After a bit more testing, it turns out that the reason why the fetched certificate changes with each request is because MeshCentral doesn't appear to be using SNI when fetching the certificate. The documentation for Node's TLS module has some information about how to use SNI.
@Ylianst Could you have another look at the issue in light of these findings?
Edit: Added information about SNI in Node.
MeshCentral does use SNI when fetching the certificate. If you put an DNS name in "certUrl", that name will be in the TLS Client Hello as a server name indication. If you put an IP address in "certUrl", SNI will not be added to Client Hello. I just checked with WireShark, looks like it works perfectly. Not sure what I can do next.
@Ylianst That's pretty strange. I should tell you about the tests I conducted so we can get to the bottom of this issue. When I originally came to the conclusion that MeshCentral isn't the cause of the changing certificates, it was after I had tried to use OpenSSL to fetch the certificate from my MeshCentral domain. The certificate changed each time I used OpenSSL, so I thought the reverse proxy must be at fault.
The command I used was this one:
openssl s_client -connect my.domain.tld:443 2>&1 | sed -ne '/-BEGIN CERTIFICATE-/,/-END CERTIFICATE-/p'
After opening an issue on the GitHub page of the reverse proxy and doing more research on how to use OpenSSL, I found out that the reason why the certificate changed each time I ran OpenSSL was because the reverse proxy is programmed to present the client with a random certificate when the SNI is missing from the request.

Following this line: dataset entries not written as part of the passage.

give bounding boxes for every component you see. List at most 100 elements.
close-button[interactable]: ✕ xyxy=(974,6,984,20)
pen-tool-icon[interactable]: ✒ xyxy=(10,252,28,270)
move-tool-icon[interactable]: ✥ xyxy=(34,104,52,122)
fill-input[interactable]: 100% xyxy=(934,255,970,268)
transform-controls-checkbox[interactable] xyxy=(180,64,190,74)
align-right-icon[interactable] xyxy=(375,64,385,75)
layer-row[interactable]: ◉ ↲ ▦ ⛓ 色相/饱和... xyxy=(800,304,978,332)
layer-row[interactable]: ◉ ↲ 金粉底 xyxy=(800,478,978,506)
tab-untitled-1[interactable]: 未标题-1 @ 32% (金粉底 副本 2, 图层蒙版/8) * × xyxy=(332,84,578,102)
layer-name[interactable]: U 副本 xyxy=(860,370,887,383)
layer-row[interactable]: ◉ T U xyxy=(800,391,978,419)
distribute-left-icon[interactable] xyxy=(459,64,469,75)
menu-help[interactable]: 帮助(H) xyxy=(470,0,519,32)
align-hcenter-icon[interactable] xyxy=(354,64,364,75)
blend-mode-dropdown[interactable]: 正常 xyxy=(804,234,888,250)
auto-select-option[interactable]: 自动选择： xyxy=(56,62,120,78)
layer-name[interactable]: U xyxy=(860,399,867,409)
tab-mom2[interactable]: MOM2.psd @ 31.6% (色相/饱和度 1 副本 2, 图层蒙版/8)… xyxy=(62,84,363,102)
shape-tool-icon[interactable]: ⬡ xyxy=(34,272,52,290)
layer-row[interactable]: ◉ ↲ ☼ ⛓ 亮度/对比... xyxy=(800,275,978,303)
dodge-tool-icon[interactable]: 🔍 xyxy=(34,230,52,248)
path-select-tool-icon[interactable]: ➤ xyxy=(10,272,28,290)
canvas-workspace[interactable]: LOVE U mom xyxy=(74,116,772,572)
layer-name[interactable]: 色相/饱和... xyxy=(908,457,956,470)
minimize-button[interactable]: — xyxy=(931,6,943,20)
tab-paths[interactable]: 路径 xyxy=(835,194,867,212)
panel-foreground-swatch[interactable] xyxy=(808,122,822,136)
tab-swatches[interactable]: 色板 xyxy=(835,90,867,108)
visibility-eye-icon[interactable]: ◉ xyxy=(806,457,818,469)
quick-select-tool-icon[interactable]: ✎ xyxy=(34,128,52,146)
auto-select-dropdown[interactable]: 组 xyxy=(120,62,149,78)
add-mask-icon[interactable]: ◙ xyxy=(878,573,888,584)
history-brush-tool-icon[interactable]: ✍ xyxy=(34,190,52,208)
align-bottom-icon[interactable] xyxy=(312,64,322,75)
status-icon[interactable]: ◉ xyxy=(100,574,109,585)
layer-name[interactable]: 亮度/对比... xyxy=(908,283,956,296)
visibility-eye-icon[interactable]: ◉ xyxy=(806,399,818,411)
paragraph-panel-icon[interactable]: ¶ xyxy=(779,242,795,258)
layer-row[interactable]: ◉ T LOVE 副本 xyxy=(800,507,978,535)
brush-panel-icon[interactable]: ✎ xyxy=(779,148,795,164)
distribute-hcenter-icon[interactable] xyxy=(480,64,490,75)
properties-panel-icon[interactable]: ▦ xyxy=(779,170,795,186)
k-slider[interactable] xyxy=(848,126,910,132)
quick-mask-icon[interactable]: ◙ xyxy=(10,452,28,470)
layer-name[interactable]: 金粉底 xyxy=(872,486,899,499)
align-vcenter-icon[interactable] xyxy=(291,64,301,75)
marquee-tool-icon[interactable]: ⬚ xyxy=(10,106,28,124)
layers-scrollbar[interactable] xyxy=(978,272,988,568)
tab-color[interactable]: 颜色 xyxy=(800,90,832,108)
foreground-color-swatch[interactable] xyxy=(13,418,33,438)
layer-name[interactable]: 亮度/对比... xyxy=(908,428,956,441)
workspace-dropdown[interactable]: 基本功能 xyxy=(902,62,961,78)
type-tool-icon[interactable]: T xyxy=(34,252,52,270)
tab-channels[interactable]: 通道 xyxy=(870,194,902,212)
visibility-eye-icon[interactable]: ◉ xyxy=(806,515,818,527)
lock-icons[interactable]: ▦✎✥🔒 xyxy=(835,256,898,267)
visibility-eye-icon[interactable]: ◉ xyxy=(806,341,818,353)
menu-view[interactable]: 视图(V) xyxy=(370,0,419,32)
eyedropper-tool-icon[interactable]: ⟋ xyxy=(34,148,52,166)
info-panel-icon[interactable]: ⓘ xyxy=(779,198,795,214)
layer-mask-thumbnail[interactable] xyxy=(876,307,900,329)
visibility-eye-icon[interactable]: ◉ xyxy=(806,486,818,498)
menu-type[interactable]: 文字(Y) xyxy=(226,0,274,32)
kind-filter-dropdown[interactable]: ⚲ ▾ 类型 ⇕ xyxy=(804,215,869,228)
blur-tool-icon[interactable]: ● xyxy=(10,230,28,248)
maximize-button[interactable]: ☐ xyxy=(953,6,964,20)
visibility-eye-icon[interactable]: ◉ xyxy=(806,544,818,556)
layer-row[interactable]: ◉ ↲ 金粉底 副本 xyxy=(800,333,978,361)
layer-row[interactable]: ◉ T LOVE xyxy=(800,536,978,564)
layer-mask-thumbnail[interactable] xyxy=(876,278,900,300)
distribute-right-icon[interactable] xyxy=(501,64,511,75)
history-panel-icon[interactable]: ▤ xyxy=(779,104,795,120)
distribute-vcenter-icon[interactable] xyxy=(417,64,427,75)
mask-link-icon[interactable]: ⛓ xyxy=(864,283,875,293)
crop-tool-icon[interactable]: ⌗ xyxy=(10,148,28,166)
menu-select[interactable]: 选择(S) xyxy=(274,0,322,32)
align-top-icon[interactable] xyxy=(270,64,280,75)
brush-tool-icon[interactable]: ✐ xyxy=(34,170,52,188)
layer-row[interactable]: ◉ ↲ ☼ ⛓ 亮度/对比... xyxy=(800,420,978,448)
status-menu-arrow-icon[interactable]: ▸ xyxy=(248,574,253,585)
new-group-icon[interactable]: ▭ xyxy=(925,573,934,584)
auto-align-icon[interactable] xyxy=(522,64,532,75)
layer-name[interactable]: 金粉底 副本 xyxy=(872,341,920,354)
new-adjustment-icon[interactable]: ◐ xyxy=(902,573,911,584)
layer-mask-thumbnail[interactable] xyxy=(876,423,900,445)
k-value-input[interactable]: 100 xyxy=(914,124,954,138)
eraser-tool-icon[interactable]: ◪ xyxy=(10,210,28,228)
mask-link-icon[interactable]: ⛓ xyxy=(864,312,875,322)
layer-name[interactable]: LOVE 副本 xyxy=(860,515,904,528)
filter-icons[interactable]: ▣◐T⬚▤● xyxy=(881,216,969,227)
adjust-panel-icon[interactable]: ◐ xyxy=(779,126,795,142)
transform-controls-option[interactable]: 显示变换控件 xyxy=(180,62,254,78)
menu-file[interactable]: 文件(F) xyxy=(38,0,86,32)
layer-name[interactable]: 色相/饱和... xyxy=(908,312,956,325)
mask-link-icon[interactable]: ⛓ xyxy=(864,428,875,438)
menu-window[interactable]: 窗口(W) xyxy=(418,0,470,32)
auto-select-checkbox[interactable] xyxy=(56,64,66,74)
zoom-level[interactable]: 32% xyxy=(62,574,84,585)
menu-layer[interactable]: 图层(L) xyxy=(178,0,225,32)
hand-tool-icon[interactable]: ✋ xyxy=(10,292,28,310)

Once I adjusted the command to include the SNI, OpenSSL managed to fetch the correct certificate every time.
The adjusted command I used was this one:
openssl s_client -servername my.domain.tld -connect my.domain.tld:443 2>&1 | sed -ne '/-BEGIN CERTIFICATE-/,/-END CERTIFICATE-/p'
The author of the reverse proxy has since changed the behavior of the reverse proxy to raise a TLS alert instead of presenting the client with a random certificate when the SNI is missing. As a result, the first OpenSSL command now returns no certificate and MeshCentral is now likewise unable to fetch any certificate from my MeshCentral domain. The second OpenSSL command still works flawlessly.
Since the TLS module that MeshCentral is using is built on top of OpenSSL and exhibiting the same behavior as the first OpenSSL command, I concluded that MeshCentral must not be using SNI right now.

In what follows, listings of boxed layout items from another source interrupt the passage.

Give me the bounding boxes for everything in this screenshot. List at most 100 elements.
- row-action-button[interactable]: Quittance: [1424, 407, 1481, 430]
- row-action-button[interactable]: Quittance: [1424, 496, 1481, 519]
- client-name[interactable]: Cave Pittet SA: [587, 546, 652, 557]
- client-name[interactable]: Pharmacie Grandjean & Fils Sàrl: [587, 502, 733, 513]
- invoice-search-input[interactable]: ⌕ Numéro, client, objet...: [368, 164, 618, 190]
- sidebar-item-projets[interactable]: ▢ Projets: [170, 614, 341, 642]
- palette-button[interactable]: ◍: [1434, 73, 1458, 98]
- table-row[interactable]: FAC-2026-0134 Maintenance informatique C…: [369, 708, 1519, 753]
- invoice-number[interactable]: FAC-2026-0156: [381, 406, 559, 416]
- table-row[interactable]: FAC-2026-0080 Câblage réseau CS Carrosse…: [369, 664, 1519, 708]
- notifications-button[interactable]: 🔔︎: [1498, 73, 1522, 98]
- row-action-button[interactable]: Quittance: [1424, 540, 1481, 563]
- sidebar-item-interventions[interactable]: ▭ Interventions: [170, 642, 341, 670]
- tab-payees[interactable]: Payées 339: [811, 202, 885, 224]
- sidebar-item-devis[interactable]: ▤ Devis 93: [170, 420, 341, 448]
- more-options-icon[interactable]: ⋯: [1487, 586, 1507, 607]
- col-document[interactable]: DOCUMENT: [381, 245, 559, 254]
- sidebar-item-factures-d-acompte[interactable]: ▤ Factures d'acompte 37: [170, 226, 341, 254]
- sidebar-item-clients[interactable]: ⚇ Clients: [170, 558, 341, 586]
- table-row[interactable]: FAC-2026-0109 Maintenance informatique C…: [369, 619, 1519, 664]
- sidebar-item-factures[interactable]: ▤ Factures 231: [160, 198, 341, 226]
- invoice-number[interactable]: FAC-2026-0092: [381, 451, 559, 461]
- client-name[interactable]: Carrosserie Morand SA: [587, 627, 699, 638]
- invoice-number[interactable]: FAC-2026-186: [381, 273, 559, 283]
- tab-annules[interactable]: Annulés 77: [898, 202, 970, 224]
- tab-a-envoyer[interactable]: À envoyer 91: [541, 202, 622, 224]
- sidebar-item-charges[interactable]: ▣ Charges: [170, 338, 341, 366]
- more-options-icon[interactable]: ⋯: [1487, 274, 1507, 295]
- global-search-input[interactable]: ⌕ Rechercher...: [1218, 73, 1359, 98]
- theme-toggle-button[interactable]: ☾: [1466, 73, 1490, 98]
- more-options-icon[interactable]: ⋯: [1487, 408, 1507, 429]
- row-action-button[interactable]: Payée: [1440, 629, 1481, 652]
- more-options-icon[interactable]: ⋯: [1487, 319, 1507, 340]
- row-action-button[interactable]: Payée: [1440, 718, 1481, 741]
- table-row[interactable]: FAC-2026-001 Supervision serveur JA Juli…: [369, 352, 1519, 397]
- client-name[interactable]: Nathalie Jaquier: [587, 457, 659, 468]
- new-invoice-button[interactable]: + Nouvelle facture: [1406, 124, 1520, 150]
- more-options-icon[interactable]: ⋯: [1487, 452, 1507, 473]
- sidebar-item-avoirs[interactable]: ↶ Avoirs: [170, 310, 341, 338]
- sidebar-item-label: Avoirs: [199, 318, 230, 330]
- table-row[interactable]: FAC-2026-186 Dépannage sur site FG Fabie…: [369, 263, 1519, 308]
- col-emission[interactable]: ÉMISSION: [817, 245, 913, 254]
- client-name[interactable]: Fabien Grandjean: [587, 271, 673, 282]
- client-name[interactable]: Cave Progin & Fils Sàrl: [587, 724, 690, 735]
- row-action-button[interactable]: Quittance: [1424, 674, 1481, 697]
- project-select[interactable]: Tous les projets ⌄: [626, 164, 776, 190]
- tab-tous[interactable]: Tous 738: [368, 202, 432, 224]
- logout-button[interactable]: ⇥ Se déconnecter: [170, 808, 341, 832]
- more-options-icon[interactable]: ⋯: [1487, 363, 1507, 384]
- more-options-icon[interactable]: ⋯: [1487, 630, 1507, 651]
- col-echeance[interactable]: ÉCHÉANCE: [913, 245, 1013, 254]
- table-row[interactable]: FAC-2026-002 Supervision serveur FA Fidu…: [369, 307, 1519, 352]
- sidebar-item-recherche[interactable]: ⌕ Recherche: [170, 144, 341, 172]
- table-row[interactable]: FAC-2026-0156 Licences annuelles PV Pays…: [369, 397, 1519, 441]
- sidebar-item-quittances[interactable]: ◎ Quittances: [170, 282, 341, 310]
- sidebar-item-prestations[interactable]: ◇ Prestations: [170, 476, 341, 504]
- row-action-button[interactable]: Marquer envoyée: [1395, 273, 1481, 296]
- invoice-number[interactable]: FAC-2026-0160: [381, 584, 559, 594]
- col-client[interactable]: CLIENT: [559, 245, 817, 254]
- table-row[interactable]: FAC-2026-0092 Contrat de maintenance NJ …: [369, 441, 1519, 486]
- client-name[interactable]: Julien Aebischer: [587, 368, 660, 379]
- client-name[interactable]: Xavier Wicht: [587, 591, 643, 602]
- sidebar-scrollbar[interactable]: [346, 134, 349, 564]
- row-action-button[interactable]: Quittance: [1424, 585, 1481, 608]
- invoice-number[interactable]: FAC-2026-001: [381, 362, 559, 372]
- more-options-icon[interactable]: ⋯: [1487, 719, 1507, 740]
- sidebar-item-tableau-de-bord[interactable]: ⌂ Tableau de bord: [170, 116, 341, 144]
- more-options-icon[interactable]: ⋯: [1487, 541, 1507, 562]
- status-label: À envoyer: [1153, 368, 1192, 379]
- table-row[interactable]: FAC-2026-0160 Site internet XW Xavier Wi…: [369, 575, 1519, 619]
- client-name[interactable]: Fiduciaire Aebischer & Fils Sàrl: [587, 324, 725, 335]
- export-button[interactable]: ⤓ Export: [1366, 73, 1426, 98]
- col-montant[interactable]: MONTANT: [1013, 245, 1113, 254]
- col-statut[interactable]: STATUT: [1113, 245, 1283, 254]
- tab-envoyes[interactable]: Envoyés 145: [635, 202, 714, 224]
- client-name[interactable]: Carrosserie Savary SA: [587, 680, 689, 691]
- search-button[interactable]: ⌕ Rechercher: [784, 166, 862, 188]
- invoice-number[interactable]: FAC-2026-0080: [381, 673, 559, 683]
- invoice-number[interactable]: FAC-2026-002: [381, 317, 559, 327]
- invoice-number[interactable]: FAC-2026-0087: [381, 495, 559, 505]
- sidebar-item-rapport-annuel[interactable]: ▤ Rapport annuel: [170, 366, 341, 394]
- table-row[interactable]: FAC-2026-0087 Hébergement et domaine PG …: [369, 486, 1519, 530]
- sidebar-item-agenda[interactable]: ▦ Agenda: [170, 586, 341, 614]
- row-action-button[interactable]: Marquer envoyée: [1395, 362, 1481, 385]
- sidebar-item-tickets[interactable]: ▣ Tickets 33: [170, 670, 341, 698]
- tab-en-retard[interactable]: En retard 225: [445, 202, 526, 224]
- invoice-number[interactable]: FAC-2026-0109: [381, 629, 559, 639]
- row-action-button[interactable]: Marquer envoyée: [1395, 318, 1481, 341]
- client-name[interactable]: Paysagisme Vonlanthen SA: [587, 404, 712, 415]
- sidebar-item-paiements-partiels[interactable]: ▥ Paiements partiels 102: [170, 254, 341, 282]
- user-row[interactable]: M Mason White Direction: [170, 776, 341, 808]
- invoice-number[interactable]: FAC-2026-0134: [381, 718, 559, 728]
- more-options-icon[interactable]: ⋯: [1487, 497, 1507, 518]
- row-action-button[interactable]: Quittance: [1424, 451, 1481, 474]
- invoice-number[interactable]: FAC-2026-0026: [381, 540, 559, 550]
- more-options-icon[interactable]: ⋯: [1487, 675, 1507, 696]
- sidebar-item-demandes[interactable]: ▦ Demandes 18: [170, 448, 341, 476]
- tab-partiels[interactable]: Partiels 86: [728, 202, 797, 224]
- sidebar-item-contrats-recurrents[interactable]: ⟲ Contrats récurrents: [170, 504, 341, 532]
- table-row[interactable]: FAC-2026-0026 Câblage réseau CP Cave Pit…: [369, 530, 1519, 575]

A few days ago, I also had a look at the commit which introduced the certificate loading feature to MeshCentral and one line of code stood out to me. I'm not a programmer, so I could be completely on the wrong track here, but when I was reading the documentation for Node's TLS module, I noticed that just like OpenSSL, it uses the "servername" parameter to specify the SNI. In the following line of code, only the hostname is specified while the "servername" parameter is missing.
var tlssocket = obj.tls.connect((u.port ? u.port : 443), u.hostname, { rejectUnauthorized: false }, function () { this.xxcert = this.getPeerCertificate(); this.end(); });
Could this missing parameter possibly be the cause of this issue?
Edit: Minor corrections.
You are exactly right. The "u.hostname" is the SNI parameter on that obj.tls.connect() line. You can add the line "console.log('SNI: ' + u.hostname);" before the connect line to make MeshCentral display the SNI it will be using. From my experience, this works well. If an IP address is specified, then no SNI is sent.
@Ylianst I'm all out of ideas on what could be causing this issue then. I guess you could try implementing the same feature in a different way to see if that would change anything.
Ha! Well... you where right. SNI was not correct and just fixed it in MeshCentral v0.2.3-u. Now, "certurl" will load the certificate correctly. However, tunnels from the mesh agent will not work because they don't have SNI yet. Working on a fix for that now.
Posted MeshCentral v0.2.3-w that fixes all of the TLS-SNI problems for reverse proxies. Please try it and report back.
@Ylianst I can confirm that MeshCentral can fetch the certificate with no issues now. Well done!